Coffee

Monday morning. Do I need words to describe the dreadful Monday morning? If you’re a working man you’ll know of the weight these two words bear.

Last Monday was pure hell for me. It started with me wrestling my alarm clock the night before. The damned thing just didn’t work the way I wanted it to. I ended up smashing it against the wall, waking Nadia – who was already asleep – in the process. The alarm clock wasn’t the only thing left damaged after that.

That dreadful morning some screeching noise pounded my eardrums, tearing through my peacefully sleeping consciousness. After a loud smash on top of the apparatus from hell on the small night table next to my bed and realizing that time was not on my side, I dragged pewter from his bed and rushed downstairs.

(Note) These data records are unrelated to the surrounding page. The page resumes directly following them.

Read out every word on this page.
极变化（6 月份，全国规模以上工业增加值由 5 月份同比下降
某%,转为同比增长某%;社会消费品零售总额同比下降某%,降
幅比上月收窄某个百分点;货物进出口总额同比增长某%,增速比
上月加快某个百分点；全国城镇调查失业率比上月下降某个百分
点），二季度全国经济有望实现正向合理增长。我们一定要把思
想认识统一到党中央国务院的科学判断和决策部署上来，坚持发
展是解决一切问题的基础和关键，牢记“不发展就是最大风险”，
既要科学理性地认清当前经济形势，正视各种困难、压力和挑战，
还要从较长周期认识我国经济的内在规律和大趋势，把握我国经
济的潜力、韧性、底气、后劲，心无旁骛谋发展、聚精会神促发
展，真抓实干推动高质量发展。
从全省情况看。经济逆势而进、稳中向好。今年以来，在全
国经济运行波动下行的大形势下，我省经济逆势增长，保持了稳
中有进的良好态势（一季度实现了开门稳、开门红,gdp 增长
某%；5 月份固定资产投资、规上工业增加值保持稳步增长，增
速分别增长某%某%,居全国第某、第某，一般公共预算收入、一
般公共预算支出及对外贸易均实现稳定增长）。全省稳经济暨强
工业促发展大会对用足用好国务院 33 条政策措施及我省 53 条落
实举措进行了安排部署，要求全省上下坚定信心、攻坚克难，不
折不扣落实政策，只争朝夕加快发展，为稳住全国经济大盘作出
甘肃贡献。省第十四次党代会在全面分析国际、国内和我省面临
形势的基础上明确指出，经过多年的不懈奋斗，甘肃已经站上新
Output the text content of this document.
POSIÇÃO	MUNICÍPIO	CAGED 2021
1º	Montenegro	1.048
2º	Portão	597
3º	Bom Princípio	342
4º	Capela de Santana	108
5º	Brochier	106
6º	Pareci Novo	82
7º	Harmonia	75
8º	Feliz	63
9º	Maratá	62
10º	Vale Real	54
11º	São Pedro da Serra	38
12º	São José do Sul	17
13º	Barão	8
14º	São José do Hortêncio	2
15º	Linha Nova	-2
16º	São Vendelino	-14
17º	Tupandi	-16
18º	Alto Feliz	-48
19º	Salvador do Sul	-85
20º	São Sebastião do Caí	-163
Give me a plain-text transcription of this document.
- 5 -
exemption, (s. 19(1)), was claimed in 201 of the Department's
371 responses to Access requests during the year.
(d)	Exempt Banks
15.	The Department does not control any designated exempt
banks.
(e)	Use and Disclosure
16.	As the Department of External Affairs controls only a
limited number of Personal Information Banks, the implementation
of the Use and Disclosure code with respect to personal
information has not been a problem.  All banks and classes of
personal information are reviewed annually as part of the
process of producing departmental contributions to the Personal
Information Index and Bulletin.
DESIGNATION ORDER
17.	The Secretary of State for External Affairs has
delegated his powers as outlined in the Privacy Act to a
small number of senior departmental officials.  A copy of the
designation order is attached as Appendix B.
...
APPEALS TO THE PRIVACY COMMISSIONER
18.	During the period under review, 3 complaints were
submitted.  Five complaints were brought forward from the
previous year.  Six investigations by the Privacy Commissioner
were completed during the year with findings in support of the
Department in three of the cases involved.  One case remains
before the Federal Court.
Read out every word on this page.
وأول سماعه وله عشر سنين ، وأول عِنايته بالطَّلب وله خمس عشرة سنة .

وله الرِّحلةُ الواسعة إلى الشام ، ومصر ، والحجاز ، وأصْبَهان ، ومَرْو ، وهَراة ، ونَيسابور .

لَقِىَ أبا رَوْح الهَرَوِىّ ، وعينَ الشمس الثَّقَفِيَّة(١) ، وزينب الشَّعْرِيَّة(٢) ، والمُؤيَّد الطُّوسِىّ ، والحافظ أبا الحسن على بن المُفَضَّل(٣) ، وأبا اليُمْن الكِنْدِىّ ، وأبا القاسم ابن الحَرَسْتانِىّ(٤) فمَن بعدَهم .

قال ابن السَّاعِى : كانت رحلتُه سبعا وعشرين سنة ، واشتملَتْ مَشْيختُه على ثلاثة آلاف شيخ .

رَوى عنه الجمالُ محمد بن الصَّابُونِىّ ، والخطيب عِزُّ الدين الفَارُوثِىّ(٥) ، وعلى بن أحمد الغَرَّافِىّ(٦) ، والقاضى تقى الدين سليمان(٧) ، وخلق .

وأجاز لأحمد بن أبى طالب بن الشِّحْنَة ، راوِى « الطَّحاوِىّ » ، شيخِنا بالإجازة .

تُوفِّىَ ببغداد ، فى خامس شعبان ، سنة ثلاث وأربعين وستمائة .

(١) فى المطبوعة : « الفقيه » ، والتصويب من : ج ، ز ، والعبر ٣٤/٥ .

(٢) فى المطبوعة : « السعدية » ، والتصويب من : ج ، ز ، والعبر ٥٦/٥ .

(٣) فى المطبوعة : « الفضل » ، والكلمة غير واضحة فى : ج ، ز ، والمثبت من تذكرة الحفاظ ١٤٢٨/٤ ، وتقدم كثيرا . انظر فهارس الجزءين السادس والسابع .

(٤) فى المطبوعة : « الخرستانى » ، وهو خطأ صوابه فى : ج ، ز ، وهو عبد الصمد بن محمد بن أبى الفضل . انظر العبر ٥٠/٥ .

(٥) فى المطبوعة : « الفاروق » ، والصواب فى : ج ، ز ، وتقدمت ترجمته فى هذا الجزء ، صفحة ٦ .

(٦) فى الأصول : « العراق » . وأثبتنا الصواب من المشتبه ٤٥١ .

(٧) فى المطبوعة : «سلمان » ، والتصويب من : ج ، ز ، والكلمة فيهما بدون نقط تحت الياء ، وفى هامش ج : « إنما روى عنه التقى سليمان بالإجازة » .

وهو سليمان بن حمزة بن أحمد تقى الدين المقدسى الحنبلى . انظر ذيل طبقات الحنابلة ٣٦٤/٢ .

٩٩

Downstairs I hastily made Pewter, who was still groggy from sleep, a sandwich and prepared a cup of coffee for myself. It took me a minute to realize that there was one thing missing; coffee. Essential, I’d say. A trip to the provisions locker provided me with the precious ingredient to brew the black tar that woke me up every single morning.

As soon as I entered the kitchen again I noticed the door of the fridge was wide open. In front of it was Pewter, along with about 4 empty cans of Red Bull Energy Drink. Being only eleven years old, the taurine had a nasty effect on him. If he were only seven years older I’d have put him up for a mental hospital.

In this case I’d suffice with Nadia’s help. I jumped up the stairs, kicked in our bedroom door and found my wife sleeping peacefully. Ignoring any subtlety which was trying to pry its way to the surface I swooped the blankets off her in a single, fluent move.

“Wha- what’s going on?” Nadia mumbled. She rubbed the sleep out of her eyes, glanced at the alarm clock and slowly pulled the blankets over her again. Now, I was agitated because of everything that had happened this morning and our son was running amok downstairs, thrashing the living room. When I heard the words ‘Look daddy, I can fly’ echoing through the hallway that I grabbed Nadia and – once again – rushed downstairs.
Upon seeing the living room being thrashed by our 11-year old son, Nadia shouted something vulgar which I’d rather not repeat, then shouted at me to clean this mess up. I declined and politely informed her of my expected time of arrival at the office, pointing at my watch. She took my wrist and looked at the watch.

“You’ve still got one hour, professor. Damn it, you’re such a stray head sometimes…”

Well, I’ll be. She was right. Apparently I had set the alarm clock one hour back last night during my mighty struggle with the fine piece of crap technology. I sat down at the kitchen table and sipped the freshly made coffee, while Nadia made a dive for the couch, from where pewter was throwing eggs at her expensive Persian carpets.

God damn, this was some fine coffee.